By implementing things in this way we can also take advantage of great security features like requiring passwords for approval, and any other improvements that come for MR approvals.
Issues with Proposal
Counting in approvals from associated merge requests seems nice, however, there are some edge cases we have to take into account.
- If the associated source branch was deleted, we cannot track the MR number (MR# is written in commit message be default, however, users can edit the message and delete it).
- All commits on master doesn't mean to be created via merge requests. There are the other cases such as manual-merge, auto-merge via API, pull mirror and more.
- git-tags are not associated with merge requests. How does this feature behave if pipeline runs on tag i.e.
This means we cannot redirect users to MR pages 100% and we may need an independent UI for this approval system. We can't proceed with this issue until we determine the appropriate path forward here.

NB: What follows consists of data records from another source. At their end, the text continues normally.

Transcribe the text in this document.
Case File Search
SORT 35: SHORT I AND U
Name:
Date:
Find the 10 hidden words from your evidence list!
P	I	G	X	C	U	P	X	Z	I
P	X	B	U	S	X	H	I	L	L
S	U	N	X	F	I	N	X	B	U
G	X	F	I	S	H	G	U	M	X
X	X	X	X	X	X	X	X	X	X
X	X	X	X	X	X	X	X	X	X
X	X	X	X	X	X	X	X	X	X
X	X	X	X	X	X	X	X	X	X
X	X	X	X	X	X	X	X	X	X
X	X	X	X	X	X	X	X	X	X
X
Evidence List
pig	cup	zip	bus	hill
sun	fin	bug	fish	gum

- From a UX perspective we should make the approver(s) that is being inherited from the MR more clear when viewing a pipeline (dashboard view maybe, but definitely pipeline views). I.e., if you're looking at a pipeline, the answer to the question "who approved this" needs to be obvious.
- We need to make it clear, if a pipeline/job is waiting on the MR to be approved, what's happening.

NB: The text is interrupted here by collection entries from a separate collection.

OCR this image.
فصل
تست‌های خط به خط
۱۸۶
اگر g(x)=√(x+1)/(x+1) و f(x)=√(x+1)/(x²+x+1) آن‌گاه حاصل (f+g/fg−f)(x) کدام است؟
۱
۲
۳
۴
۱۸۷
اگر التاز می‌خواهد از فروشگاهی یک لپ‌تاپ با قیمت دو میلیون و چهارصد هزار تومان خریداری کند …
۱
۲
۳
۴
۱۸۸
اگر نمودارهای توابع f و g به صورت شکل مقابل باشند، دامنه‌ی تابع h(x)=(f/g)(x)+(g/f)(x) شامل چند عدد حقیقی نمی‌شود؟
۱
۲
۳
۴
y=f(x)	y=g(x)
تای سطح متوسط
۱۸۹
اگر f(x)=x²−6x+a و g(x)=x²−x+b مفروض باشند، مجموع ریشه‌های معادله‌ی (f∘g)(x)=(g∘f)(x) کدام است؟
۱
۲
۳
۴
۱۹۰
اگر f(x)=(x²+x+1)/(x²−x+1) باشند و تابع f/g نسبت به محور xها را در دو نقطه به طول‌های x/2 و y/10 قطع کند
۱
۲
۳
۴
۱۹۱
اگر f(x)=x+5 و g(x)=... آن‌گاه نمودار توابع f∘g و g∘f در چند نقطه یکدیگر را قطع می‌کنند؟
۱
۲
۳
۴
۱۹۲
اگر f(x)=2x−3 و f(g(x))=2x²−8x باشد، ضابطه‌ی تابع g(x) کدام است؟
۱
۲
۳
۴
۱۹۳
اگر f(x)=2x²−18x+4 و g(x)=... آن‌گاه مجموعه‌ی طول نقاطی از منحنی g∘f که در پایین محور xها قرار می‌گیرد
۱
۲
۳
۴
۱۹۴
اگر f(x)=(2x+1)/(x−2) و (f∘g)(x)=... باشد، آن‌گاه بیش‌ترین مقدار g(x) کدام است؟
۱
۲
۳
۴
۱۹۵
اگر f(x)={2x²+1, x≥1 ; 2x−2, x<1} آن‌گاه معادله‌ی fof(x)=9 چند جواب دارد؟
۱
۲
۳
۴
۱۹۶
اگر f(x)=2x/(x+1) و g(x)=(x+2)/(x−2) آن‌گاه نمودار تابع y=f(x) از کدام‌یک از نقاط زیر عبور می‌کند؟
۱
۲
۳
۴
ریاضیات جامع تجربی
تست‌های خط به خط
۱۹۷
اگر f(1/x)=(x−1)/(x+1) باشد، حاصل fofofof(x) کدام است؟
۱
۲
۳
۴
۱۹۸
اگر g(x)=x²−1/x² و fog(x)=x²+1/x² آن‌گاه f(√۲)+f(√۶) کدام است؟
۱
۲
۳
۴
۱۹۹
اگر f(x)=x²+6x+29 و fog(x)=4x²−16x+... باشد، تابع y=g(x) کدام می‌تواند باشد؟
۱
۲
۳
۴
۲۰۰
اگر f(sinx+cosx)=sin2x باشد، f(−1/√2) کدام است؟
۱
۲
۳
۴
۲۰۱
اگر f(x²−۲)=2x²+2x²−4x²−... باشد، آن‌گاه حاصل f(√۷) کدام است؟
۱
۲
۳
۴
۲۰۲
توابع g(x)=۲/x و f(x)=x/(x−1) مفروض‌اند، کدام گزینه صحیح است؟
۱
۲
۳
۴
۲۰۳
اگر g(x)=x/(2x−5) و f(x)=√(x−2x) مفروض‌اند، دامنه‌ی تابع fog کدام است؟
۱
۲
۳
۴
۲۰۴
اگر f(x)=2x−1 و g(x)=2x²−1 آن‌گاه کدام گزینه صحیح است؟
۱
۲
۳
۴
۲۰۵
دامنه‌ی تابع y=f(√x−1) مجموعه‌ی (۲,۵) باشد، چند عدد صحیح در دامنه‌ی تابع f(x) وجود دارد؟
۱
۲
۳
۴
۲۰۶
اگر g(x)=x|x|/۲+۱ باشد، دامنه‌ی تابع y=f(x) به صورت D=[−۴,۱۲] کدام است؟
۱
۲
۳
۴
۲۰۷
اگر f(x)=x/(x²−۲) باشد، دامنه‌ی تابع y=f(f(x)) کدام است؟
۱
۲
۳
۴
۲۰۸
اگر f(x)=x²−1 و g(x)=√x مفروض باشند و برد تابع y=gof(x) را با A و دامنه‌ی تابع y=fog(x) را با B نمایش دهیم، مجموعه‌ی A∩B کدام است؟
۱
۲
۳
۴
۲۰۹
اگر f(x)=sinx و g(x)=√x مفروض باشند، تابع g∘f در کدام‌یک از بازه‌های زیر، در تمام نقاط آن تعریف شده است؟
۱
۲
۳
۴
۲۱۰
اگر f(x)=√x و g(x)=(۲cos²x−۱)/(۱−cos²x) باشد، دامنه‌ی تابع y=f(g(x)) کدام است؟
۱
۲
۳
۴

- We need to also make it clear that this feature works best when required approvers is set to >0 for a project. By collecting pre-approvals, any possibility of a pipeline waiting is obviated.

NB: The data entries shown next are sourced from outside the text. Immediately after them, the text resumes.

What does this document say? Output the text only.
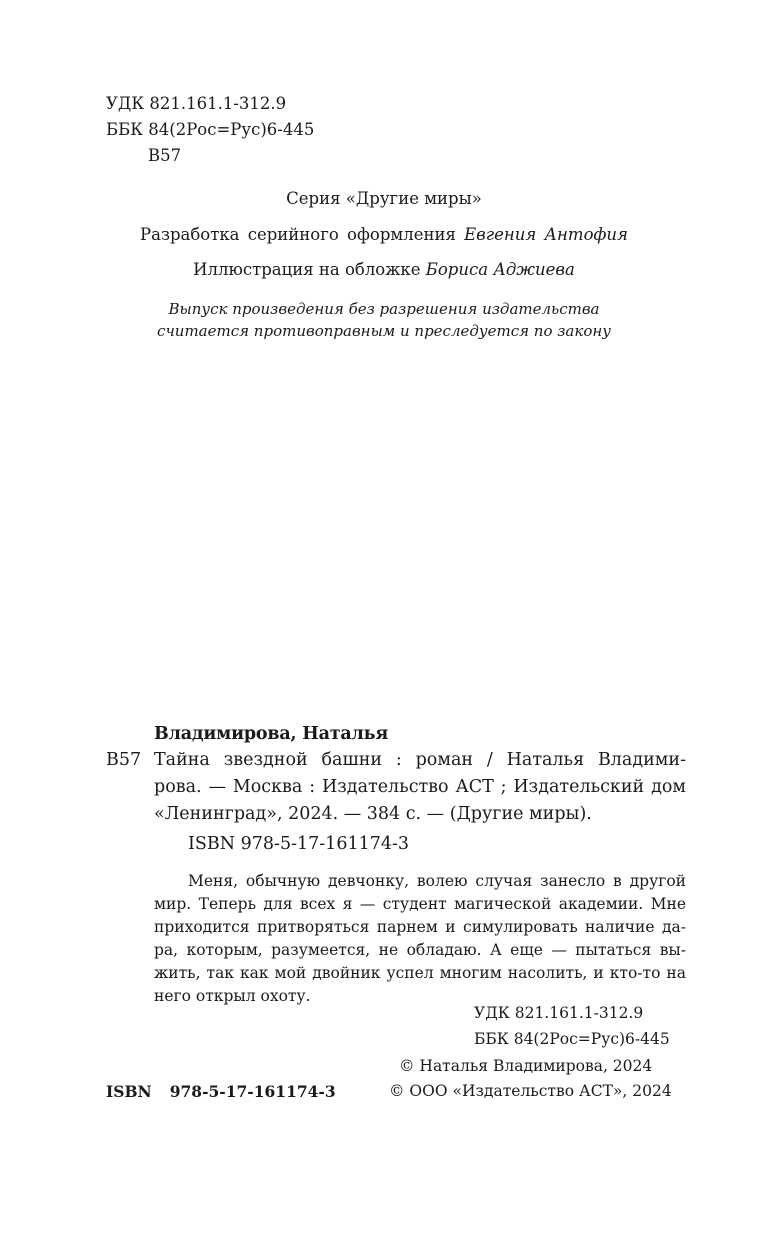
УДК 821.161.1-312.9
ББК 84(2Рос=Рус)6-445
В57
Серия «Другие миры»
Разработка серийного оформления Евгения Антофия
Иллюстрация на обложке Бориса Аджиева
Выпуск произведения без разрешения издательства
считается противоправным и преследуется по закону
Владимирова, Наталья
В57 Тайна звездной башни : роман / Наталья Владими-
рова. — Москва : Издательство АСТ ; Издательский дом
«Ленинград», 2024. — 384 с. — (Другие миры).
ISBN 978-5-17-161174-3
Меня, обычную девчонку, волею случая занесло в другой
мир. Теперь для всех я — студент магической академии. Мне
приходится притворяться парнем и симулировать наличие да-
ра, которым, разумеется, не обладаю. А еще — пытаться вы-
жить, так как мой двойник успел многим насолить, и кто-то на
него открыл охоту.
УДК 821.161.1-312.9
ББК 84(2Рос=Рус)6-445
© Наталья Владимирова, 2024
ISBN 978-5-17-161174-3	© ООО «Издательство АСТ», 2024
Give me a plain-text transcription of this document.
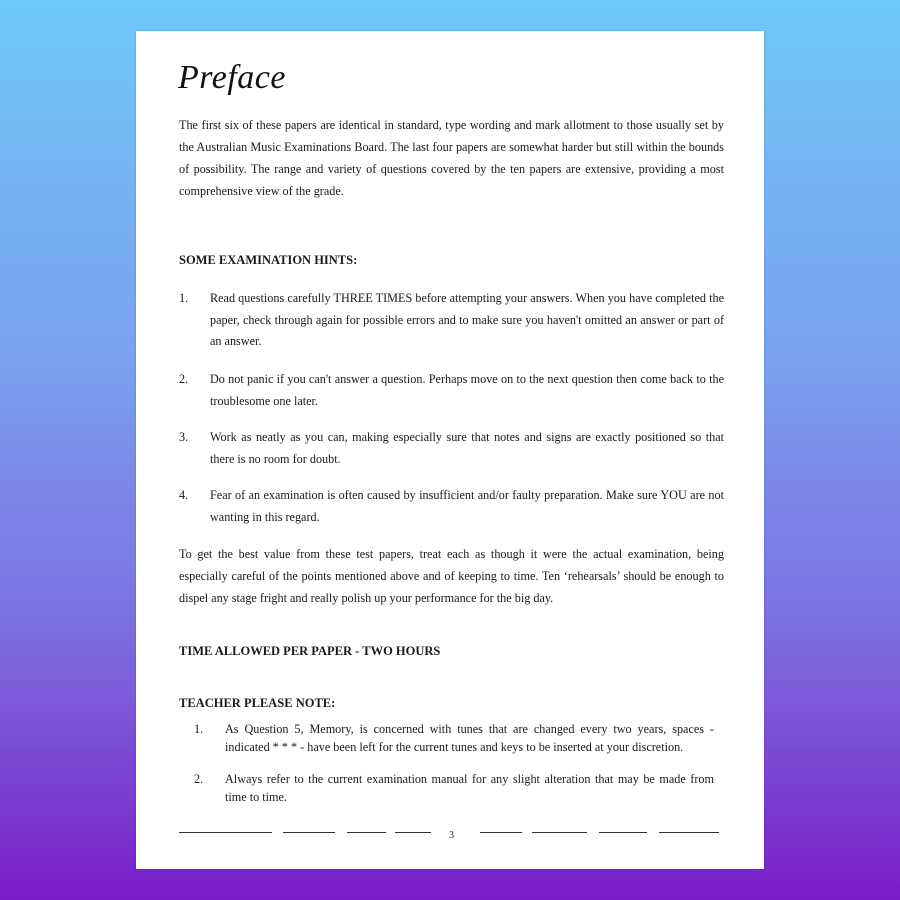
Preface

The first six of these papers are identical in standard, type wording and mark allotment to those usually set by the Australian Music Examinations Board. The last four papers are somewhat harder but still within the bounds of possibility. The range and variety of questions covered by the ten papers are extensive, providing a most comprehensive view of the grade.

SOME EXAMINATION HINTS:

1.	Read questions carefully THREE TIMES before attempting your answers. When you have completed the paper, check through again for possible errors and to make sure you haven't omitted an answer or part of an answer.
2.	Do not panic if you can't answer a question. Perhaps move on to the next question then come back to the troublesome one later.
3.	Work as neatly as you can, making especially sure that notes and signs are exactly positioned so that there is no room for doubt.
4.	Fear of an examination is often caused by insufficient and/or faulty preparation. Make sure YOU are not wanting in this regard.

To get the best value from these test papers, treat each as though it were the actual examination, being especially careful of the points mentioned above and of keeping to time. Ten ‘rehearsals’ should be enough to dispel any stage fright and really polish up your performance for the big day.

TIME ALLOWED PER PAPER - TWO HOURS

TEACHER PLEASE NOTE:

1.	As Question 5, Memory, is concerned with tunes that are changed every two years, spaces - indicated * * * - have been left for the current tunes and keys to be inserted at your discretion.
2.	Always refer to the current examination manual for any slight alteration that may be made from time to time.
3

Blocking manual approvals completely
One approach here would be to completely disallow collecting approvals after a pipeline is running (i.e., require that required approvers > 0 for this feature to be enabled.) We considered this, but there are real workflows in certain cases where the approval needs to be collected later. This is particularly true for organizations transitioning from a more centralized change process to CD. We want to support them in this transition, rather than block them out of the feature, so we have chosen to implement things in this way. The nice benefit is that they have a clear step to move to CD when they are ready - start enfrocing required approvers > 0 at merge time, and they've achieved a more agile change process. Super easy and a clear path forward for these teams.
Future iterations could narrow the group of allowed approvers to some specific role(s) or user(s), by improving the general MR approvers feature to support different constraints. A nice benefit of building things in this way is that improvements to this kind of approver can benefit MR approvers as well.
A different approach would be to enable a value in the
.gitlab-ci.yml to constrain the approver list, and not move forward without a match.